Polyarticular Juvenile Idiopathic Arthritis (pJIA)
Supportive efficacy and safety data were provided from Study 4, which was a multicenter, open-label, two-phase study in patients aged 2 to 17 years of age with polyarticular juvenile idiopathic arthritis (pJIA) diagnosed according to American College Rheumatology (ACR) classification criteria who had an inadequate response to current therapy. This study was divided into a dose range finding portion and a confirmatory portion. Three doses were investigated in the 12-week core treatment phase of the dose range finding portion. Following the dose selection, patients were enrolled to receive the recommended dose [3 mg/kg every 2 weeks (q2w) in 42 patients weighing ≥30 kg (Group A) and 4 mg/kg q2w in 31 patients weighing ≥10 kg and <30 kg (Group B)]. A total of 101 patients were treated, including 73 patients who received the recommended dose regimen from baseline and 20 patients who had their dose switched to the recommended dose during the study. Of the 73 patients who received the recommended dose throughout treatment, baseline mean disease duration was 2.48 years and a JADAS-27 score of 22.73. At baseline, 84.9% of patients had received at least one conventional DMARD (mainly methotrexate), 13.7% received systemic glucocorticoids, and 19.2% had prior treatment with biological DMARDs (mainly TNF antagonists).

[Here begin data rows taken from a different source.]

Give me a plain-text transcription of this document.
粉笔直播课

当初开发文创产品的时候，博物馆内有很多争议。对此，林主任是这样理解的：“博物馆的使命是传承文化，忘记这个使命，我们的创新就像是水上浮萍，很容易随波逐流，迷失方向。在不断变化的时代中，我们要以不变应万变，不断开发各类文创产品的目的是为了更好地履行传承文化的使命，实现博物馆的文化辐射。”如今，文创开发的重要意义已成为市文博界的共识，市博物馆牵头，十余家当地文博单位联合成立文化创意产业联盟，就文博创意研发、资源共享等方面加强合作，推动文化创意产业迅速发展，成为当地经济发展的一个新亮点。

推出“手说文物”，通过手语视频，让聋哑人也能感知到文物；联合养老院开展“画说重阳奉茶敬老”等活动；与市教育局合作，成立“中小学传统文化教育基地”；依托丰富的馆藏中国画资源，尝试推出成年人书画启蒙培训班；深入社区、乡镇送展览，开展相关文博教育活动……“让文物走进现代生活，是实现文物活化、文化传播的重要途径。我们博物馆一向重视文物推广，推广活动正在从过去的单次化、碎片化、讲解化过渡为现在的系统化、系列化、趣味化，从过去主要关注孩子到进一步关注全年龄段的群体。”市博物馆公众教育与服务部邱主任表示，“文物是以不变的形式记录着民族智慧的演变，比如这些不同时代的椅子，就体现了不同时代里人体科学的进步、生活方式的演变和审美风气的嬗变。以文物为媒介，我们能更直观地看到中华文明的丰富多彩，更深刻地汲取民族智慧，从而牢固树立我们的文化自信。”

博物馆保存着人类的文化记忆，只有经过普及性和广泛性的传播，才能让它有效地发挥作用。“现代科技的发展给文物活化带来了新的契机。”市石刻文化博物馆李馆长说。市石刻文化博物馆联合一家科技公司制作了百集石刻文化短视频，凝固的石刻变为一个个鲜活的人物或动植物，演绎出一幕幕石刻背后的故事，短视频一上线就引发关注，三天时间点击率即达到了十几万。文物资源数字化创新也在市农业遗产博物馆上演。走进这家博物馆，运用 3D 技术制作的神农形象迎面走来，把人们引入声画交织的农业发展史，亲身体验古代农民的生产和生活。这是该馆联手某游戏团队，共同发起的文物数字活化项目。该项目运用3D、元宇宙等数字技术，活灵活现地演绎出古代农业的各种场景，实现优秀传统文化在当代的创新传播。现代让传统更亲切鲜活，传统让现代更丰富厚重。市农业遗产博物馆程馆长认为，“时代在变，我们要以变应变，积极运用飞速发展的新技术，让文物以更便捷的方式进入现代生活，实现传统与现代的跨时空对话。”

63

The patients treated had subtypes of JIA that, at disease onset, included rheumatoid factor positive (17.8%), negative polyarticular JIA (65.8%), or extended oligoarticular JIA (16.4%).
Use of KEVZARA in pediatric patients with pJIA is supported by evidence from adequate and well-controlled studies of KEVZARA in adults with RA, pharmacokinetic data from adult patients with RA, and pharmacokinetic (PK) comparability from Study 4 [see CLINICAL PHARMACOLOGY].